La discusión sobre la inteligencia artificial (IA) ha tomado un giro significativo, desafiando la idea tradicional de categorizarla simplemente como una "herramienta". A medida que avanzamos en el desarrollo de estas tecnologías, se hace evidente que la IA no encaja en la dicotomía clásica de sujetos y objetos, donde los primeros deliberan y los segundos son meros instrumentos. Este cambio de paradigma no es solo una cuestión tecnológica, sino que plantea interrogantes ontológicos profundos sobre nuestra relación con estas entidades.

La cuestión no es si la IA tiene conciencia o si debería otorgársele derechos. La pregunta más pertinente es si seguir considerándola como una simple cosa es una postura sincera. Cada vez más personas recurren a sistemas como ChatGPT, Grok o Claude para obtener consejos sobre temas significativos de sus vidas, desde decisiones laborales hasta conversaciones difíciles con seres queridos. Este uso refleja una interacción que va más allá de la mera búsqueda de información; es una relación que se asemeja a la que se establece con un amigo que ofrece comprensión y opciones.

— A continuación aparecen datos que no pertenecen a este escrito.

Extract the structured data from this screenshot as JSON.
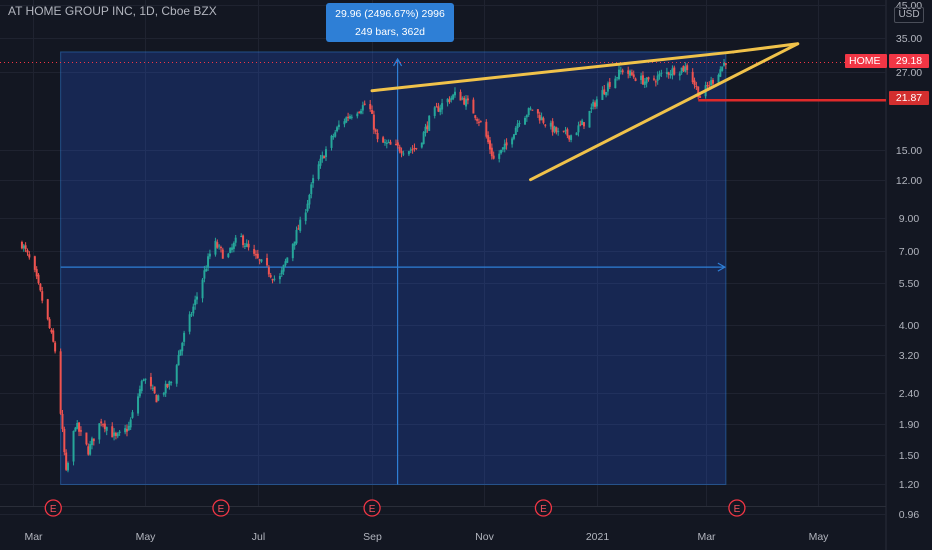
{
  "window": {
    "title": "AT HOME GROUP INC, 1D, Cboe BZX",
    "currency": "USD"
  },
  "measure": {
    "line1": "29.96 (2496.67%) 2996",
    "line2": "249 bars, 362d"
  },
  "last_price": {
    "symbol": "HOME",
    "value": "29.18",
    "color": "#f23645"
  },
  "level": {
    "value": "21.87",
    "color": "#e02a2a"
  },
  "earnings_marker": "E",
  "chart_data": {
    "type": "candlestick",
    "title": "AT HOME GROUP INC, 1D, Cboe BZX",
    "y_scale": "log",
    "y_ticks": [
      0.96,
      1.2,
      1.5,
      1.9,
      2.4,
      3.2,
      4.0,
      5.5,
      7.0,
      9.0,
      12.0,
      15.0,
      27.0,
      35.0,
      45.0
    ],
    "y_tick_labels": [
      "0.96",
      "1.20",
      "1.50",
      "1.90",
      "2.40",
      "3.20",
      "4.00",
      "5.50",
      "7.00",
      "9.00",
      "12.00",
      "15.00",
      "27.00",
      "35.00",
      "45.00"
    ],
    "x_ticks": [
      "Mar",
      "May",
      "Jul",
      "Sep",
      "Nov",
      "2021",
      "Mar",
      "May"
    ],
    "x_tick_dates": [
      "2020-03-01",
      "2020-05-01",
      "2020-07-01",
      "2020-09-01",
      "2020-11-01",
      "2021-01-01",
      "2021-03-01",
      "2021-05-01"
    ],
    "x_range": [
      "2020-02-23",
      "2021-05-12"
    ],
    "price_path": [
      [
        "2020-02-24",
        7.4
      ],
      [
        "2020-03-01",
        6.2
      ],
      [
        "2020-03-07",
        4.6
      ],
      [
        "2020-03-13",
        3.3
      ],
      [
        "2020-03-19",
        1.3
      ],
      [
        "2020-03-24",
        1.9
      ],
      [
        "2020-03-31",
        1.55
      ],
      [
        "2020-04-07",
        1.95
      ],
      [
        "2020-04-15",
        1.7
      ],
      [
        "2020-04-22",
        1.85
      ],
      [
        "2020-04-30",
        2.7
      ],
      [
        "2020-05-07",
        2.3
      ],
      [
        "2020-05-15",
        2.6
      ],
      [
        "2020-05-22",
        3.7
      ],
      [
        "2020-05-30",
        5.2
      ],
      [
        "2020-06-07",
        7.5
      ],
      [
        "2020-06-14",
        6.6
      ],
      [
        "2020-06-21",
        7.9
      ],
      [
        "2020-06-28",
        6.8
      ],
      [
        "2020-07-05",
        6.2
      ],
      [
        "2020-07-12",
        5.5
      ],
      [
        "2020-07-19",
        7.2
      ],
      [
        "2020-07-26",
        9.2
      ],
      [
        "2020-08-01",
        12.5
      ],
      [
        "2020-08-08",
        15.5
      ],
      [
        "2020-08-15",
        18.5
      ],
      [
        "2020-08-22",
        20.0
      ],
      [
        "2020-08-30",
        21.5
      ],
      [
        "2020-09-04",
        16.0
      ],
      [
        "2020-09-11",
        15.5
      ],
      [
        "2020-09-19",
        15.0
      ],
      [
        "2020-09-26",
        15.3
      ],
      [
        "2020-10-03",
        19.5
      ],
      [
        "2020-10-10",
        21.5
      ],
      [
        "2020-10-17",
        23.0
      ],
      [
        "2020-10-24",
        21.0
      ],
      [
        "2020-10-31",
        18.0
      ],
      [
        "2020-11-06",
        14.0
      ],
      [
        "2020-11-13",
        15.5
      ],
      [
        "2020-11-20",
        19.0
      ],
      [
        "2020-11-27",
        20.5
      ],
      [
        "2020-12-04",
        18.5
      ],
      [
        "2020-12-11",
        17.0
      ],
      [
        "2020-12-18",
        16.8
      ],
      [
        "2020-12-25",
        18.5
      ],
      [
        "2021-01-01",
        22.0
      ],
      [
        "2021-01-08",
        25.0
      ],
      [
        "2021-01-15",
        27.5
      ],
      [
        "2021-01-22",
        26.0
      ],
      [
        "2021-01-29",
        25.0
      ],
      [
        "2021-02-05",
        26.5
      ],
      [
        "2021-02-12",
        27.5
      ],
      [
        "2021-02-19",
        28.0
      ],
      [
        "2021-02-26",
        22.5
      ],
      [
        "2021-03-05",
        25.5
      ],
      [
        "2021-03-12",
        29.5
      ]
    ],
    "measure_range": {
      "start": "2020-03-16",
      "end": "2021-03-12",
      "low": 1.2,
      "high": 31.5,
      "mid_price": 6.2,
      "anchor_date": "2020-09-04"
    },
    "trendlines": [
      {
        "from": [
          "2020-09-01",
          23.5
        ],
        "to": [
          "2021-03-16",
          31.5
        ],
        "color": "#f0c24a"
      },
      {
        "from": [
          "2020-11-26",
          12.0
        ],
        "to": [
          "2021-04-20",
          33.5
        ],
        "color": "#f0c24a"
      },
      {
        "from": [
          "2021-03-16",
          31.5
        ],
        "to": [
          "2021-04-20",
          33.5
        ],
        "color": "#f0c24a"
      }
    ],
    "support_level": {
      "value": 21.87,
      "from": "2021-02-25",
      "color": "#e02a2a"
    },
    "last_price_line": {
      "value": 29.18,
      "color": "#f23645"
    },
    "earnings_dates": [
      "2020-03-12",
      "2020-06-11",
      "2020-09-01",
      "2020-12-03",
      "2021-03-18"
    ],
    "colors": {
      "up": "#26a69a",
      "down": "#ef5350",
      "measure_fill": "#2962ff",
      "measure_line": "#2e7fd6",
      "background": "#131722"
    }
  }
}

Los avances en IA han permitido que estas tecnologías no solo generen contenido, sino que también participen activamente en diálogos prolongados y en la construcción de narrativas. Al hacerlo, comienzan a ocupar un espacio en nuestro mundo social que antes estaba reservado exclusivamente para los humanos. La IA, aunque aún no se le puede atribuir conciencia, empieza a ser reconocida como un interlocutor significativo en nuestras interacciones cotidianas, lo que plantea la necesidad de reconsiderar su rol y su estatus en nuestra sociedad actual.